Hardcover: 304 pages
Publisher: Hyperion Book CH (February 9, 2010)
Buy the book: Amazon
When Katarina Bishop was three, her parents took her on a trip to the Louvre...to case it. For her seventh birthday, Katarina and her Uncle Eddie traveled to Austria...to steal the crown jewels. When Kat turned fifteen, she planned a con of her own--scamming her way into the best boarding school in the country, determined to leave the family business behind. Unfortunately, leaving "the life" for a normal life proves harder than she'd expected.

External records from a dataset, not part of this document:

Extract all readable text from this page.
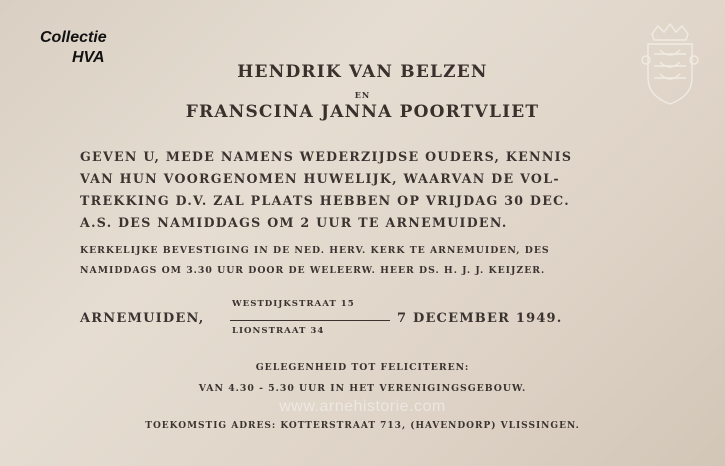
Collectie
HVA
HENDRIK VAN BELZEN
EN
FRANSCINA JANNA POORTVLIET
GEVEN U, MEDE NAMENS WEDERZIJDSE OUDERS, KENNIS
VAN HUN VOORGENOMEN HUWELIJK, WAARVAN DE VOL-
TREKKING D.V. ZAL PLAATS HEBBEN OP VRIJDAG 30 DEC.
A.S. DES NAMIDDAGS OM 2 UUR TE ARNEMUIDEN.
KERKELIJKE BEVESTIGING IN DE NED. HERV. KERK TE ARNEMUIDEN, DES
NAMIDDAGS OM 3.30 UUR DOOR DE WELEERW. HEER DS. H. J. J. KEIJZER.
ARNEMUIDEN,
WESTDIJKSTRAAT 15
LIONSTRAAT 34
7 DECEMBER 1949.
GELEGENHEID TOT FELICITEREN:
VAN 4.30 - 5.30 UUR IN HET VERENIGINGSGEBOUW.
www.arnehistorie.com
TOEKOMSTIG ADRES: KOTTERSTRAAT 713, (HAVENDORP) VLISSINGEN.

Soon, Kat's friend and former co-conspirator, Hale, appears out of nowhere to bring her back into the world she tried so hard to escape. But he has good reason: a powerful mobster has been robbed of his priceless art collection and wants to retrieve it. Only a master thief could have pulled this job, and Kat's father isn't just on the suspect list, he is the list. Caught between Interpol and a far more deadly enemy, Kat's dad needs her help. For Kat there is only one solution: track down the paintings and steal them back. So what if it's a spectacularly impossible job? She's got two weeks, a teenage crew, and hopefully just enough talent to pull off the biggest heist in history--or at least her family's (very crooked) history.
Heist Society looked like an entertaining book on the outside, and it was even better on the inside! This book was about a family of thieves, that go around stealing valuable things like paintings and statues. They are really good at stealing, and after they come in, steal the paintings, and get out, nobody even knows what happened.

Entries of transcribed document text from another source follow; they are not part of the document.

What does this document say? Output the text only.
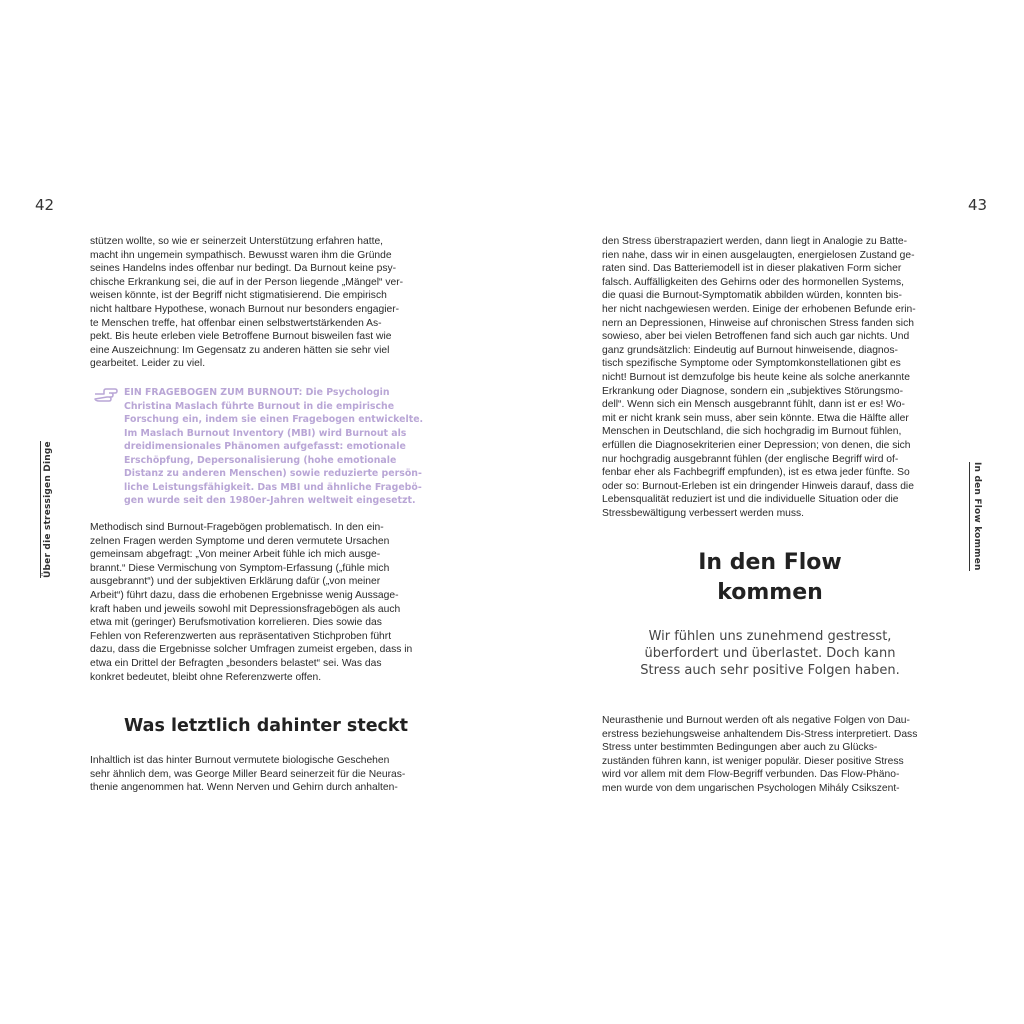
42
Über die stressigen Dinge
stützen wollte, so wie er seinerzeit Unterstützung erfahren hatte,
macht ihn ungemein sympathisch. Bewusst waren ihm die Gründe
seines Handelns indes offenbar nur bedingt. Da Burnout keine psy-
chische Erkrankung sei, die auf in der Person liegende „Mängel“ ver-
weisen könnte, ist der Begriff nicht stigmatisierend. Die empirisch
nicht haltbare Hypothese, wonach Burnout nur besonders engagier-
te Menschen treffe, hat offenbar einen selbstwertstärkenden As-
pekt. Bis heute erleben viele Betroffene Burnout bisweilen fast wie
eine Auszeichnung: Im Gegensatz zu anderen hätten sie sehr viel
gearbeitet. Leider zu viel.
EIN FRAGEBOGEN ZUM BURNOUT: Die Psychologin
Christina Maslach führte Burnout in die empirische
Forschung ein, indem sie einen Fragebogen entwickelte.
Im Maslach Burnout Inventory (MBI) wird Burnout als
dreidimensionales Phänomen aufgefasst: emotionale
Erschöpfung, Depersonalisierung (hohe emotionale
Distanz zu anderen Menschen) sowie reduzierte persön-
liche Leistungsfähigkeit. Das MBI und ähnliche Fragebö-
gen wurde seit den 1980er-Jahren weltweit eingesetzt.
Methodisch sind Burnout-Fragebögen problematisch. In den ein-
zelnen Fragen werden Symptome und deren vermutete Ursachen
gemeinsam abgefragt: „Von meiner Arbeit fühle ich mich ausge-
brannt.“ Diese Vermischung von Symptom-Erfassung („fühle mich
ausgebrannt“) und der subjektiven Erklärung dafür („von meiner
Arbeit“) führt dazu, dass die erhobenen Ergebnisse wenig Aussage-
kraft haben und jeweils sowohl mit Depressionsfragebögen als auch
etwa mit (geringer) Berufsmotivation korrelieren. Dies sowie das
Fehlen von Referenzwerten aus repräsentativen Stichproben führt
dazu, dass die Ergebnisse solcher Umfragen zumeist ergeben, dass in
etwa ein Drittel der Befragten „besonders belastet“ sei. Was das
konkret bedeutet, bleibt ohne Referenzwerte offen.
Was letztlich dahinter steckt
Inhaltlich ist das hinter Burnout vermutete biologische Geschehen
sehr ähnlich dem, was George Miller Beard seinerzeit für die Neuras-
thenie angenommen hat. Wenn Nerven und Gehirn durch anhalten-
43
In den Flow kommen
den Stress überstrapaziert werden, dann liegt in Analogie zu Batte-
rien nahe, dass wir in einen ausgelaugten, energielosen Zustand ge-
raten sind. Das Batteriemodell ist in dieser plakativen Form sicher
falsch. Auffälligkeiten des Gehirns oder des hormonellen Systems,
die quasi die Burnout-Symptomatik abbilden würden, konnten bis-
her nicht nachgewiesen werden. Einige der erhobenen Befunde erin-
nern an Depressionen, Hinweise auf chronischen Stress fanden sich
sowieso, aber bei vielen Betroffenen fand sich auch gar nichts. Und
ganz grundsätzlich: Eindeutig auf Burnout hinweisende, diagnos-
tisch spezifische Symptome oder Symptomkonstellationen gibt es
nicht! Burnout ist demzufolge bis heute keine als solche anerkannte
Erkrankung oder Diagnose, sondern ein „subjektives Störungsmo-
dell“. Wenn sich ein Mensch ausgebrannt fühlt, dann ist er es! Wo-
mit er nicht krank sein muss, aber sein könnte. Etwa die Hälfte aller
Menschen in Deutschland, die sich hochgradig im Burnout fühlen,
erfüllen die Diagnosekriterien einer Depression; von denen, die sich
nur hochgradig ausgebrannt fühlen (der englische Begriff wird of-
fenbar eher als Fachbegriff empfunden), ist es etwa jeder fünfte. So
oder so: Burnout-Erleben ist ein dringender Hinweis darauf, dass die
Lebensqualität reduziert ist und die individuelle Situation oder die
Stressbewältigung verbessert werden muss.
In den Flow
kommen
Wir fühlen uns zunehmend gestresst,
überfordert und überlastet. Doch kann
Stress auch sehr positive Folgen haben.
Neurasthenie und Burnout werden oft als negative Folgen von Dau-
erstress beziehungsweise anhaltendem Dis-Stress interpretiert. Dass
Stress unter bestimmten Bedingungen aber auch zu Glücks-
zuständen führen kann, ist weniger populär. Dieser positive Stress
wird vor allem mit dem Flow-Begriff verbunden. Das Flow-Phäno-
men wurde von dem ungarischen Psychologen Mihály Csikszent-
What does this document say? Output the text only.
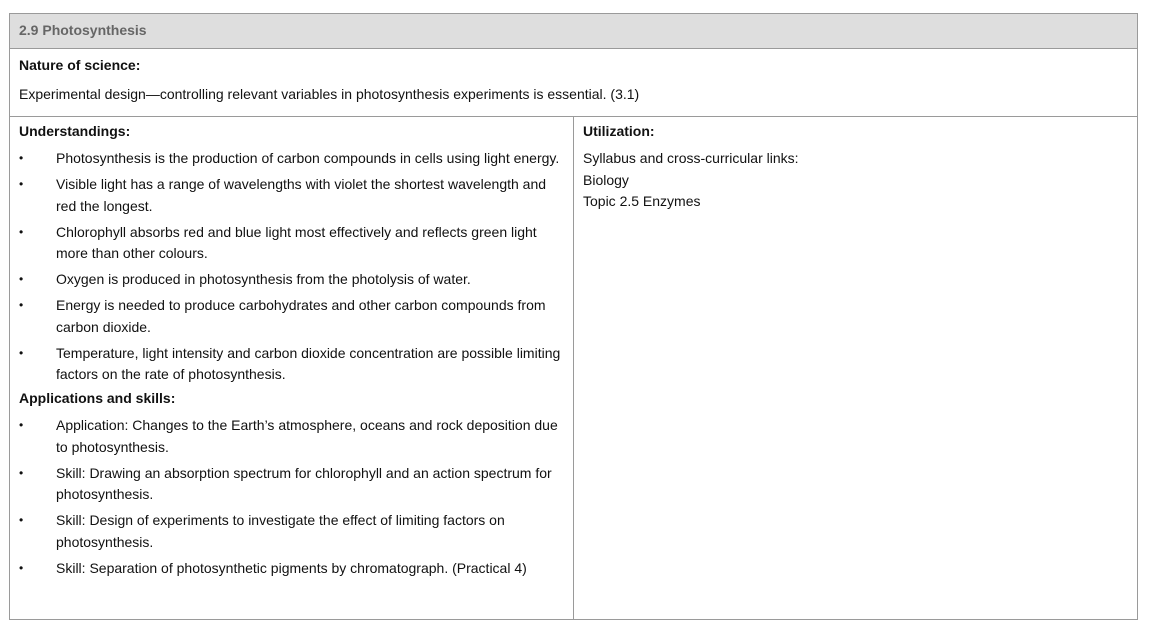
2.9 Photosynthesis
Nature of science:
Experimental design—controlling relevant variables in photosynthesis experiments is essential. (3.1)
Understandings:
• Photosynthesis is the production of carbon compounds in cells using light energy.
• Visible light has a range of wavelengths with violet the shortest wavelength and red the longest.
• Chlorophyll absorbs red and blue light most effectively and reflects green light more than other colours.
• Oxygen is produced in photosynthesis from the photolysis of water.
• Energy is needed to produce carbohydrates and other carbon compounds from carbon dioxide.
• Temperature, light intensity and carbon dioxide concentration are possible limiting factors on the rate of photosynthesis.
Applications and skills:
• Application: Changes to the Earth’s atmosphere, oceans and rock deposition due to photosynthesis.
• Skill: Drawing an absorption spectrum for chlorophyll and an action spectrum for photosynthesis.
• Skill: Design of experiments to investigate the effect of limiting factors on photosynthesis.
• Skill: Separation of photosynthetic pigments by chromatograph. (Practical 4)
Utilization:
Syllabus and cross-curricular links:
Biology
Topic 2.5 Enzymes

The main character, Katarina Bishop, was really funny. In the first few pages it describes her as a Russian princess, even though she isn't Russian. [She isn't a princess either, but she could definitely pass for one] She's sneaky, cunning, and at a boarding school. Yeah, she tries to give up her life for a more 'good' and 'respectable' life. Her family won't let her do that so easily, and they bring her back. More specifically, W. W. Hale The Third brings her back. He frames her for a crime that she didn't do, and she gets kicked out of school and goes back to Europe.
When she gets back, Hale [nobody knows what the W's stand for so they call him Hale] and Kat's cousin Gabrielle are waiting for her. They lecture her on how she shouldn't have left, that thievery is her life, and she can't just walk away. Soon after that, she is visited by a mysterious, Al Taccone. He accuses Kat's father of stealing his paintings, and he wants Kat to get them back to him. She argues that her father did not steal the paintings, but he insists and Kat accepts. But she can't just do it with however much time she needs. She has a time limit to get them back, before he takes her father away.
I liked that the characters were all thieves, it seems like nobody has really ever stopped to tell their story before. It was cool that stealing was a family business, and they all stuck together no matter what. I thought it was funny how they all kind of knew what the others were thinking, and they seemed really close, like they weren't only family, but best friends. There wasn't really anything that I didn't like, except Taccone seemed to be flirting with Kat at the end, which was just a little awkward since he is a grown man, and she's a teenager.
My favorite characters would have to be the Bagshaws, they are definitely the funniest, and they just go ahead and say what's on their minds, even if it's a totally random and strange comment. My least favorite character was probably... I don't know, they were all so cool!
This is definitely one of my favorite books, and I would read it again and again if I didn't have other books to read and review. I think it could be a good read for all ages, because it didn't have any bad content and it kept me excited. One example; I kept thinking that Gabrielle was going to steal Hale away from Kat. Which, I know she probably wouldn't do, now that I've read the whole book.
The only thing about this book was that Kat's cousins kept commenting on her boobs. It was meant to be funny, and it was, but I know some people out there would be kinda weirded out by that. Other than that there wasn't any awkwardness, language or bad stuff in it at all. It was a really good book and I really enjoyed it.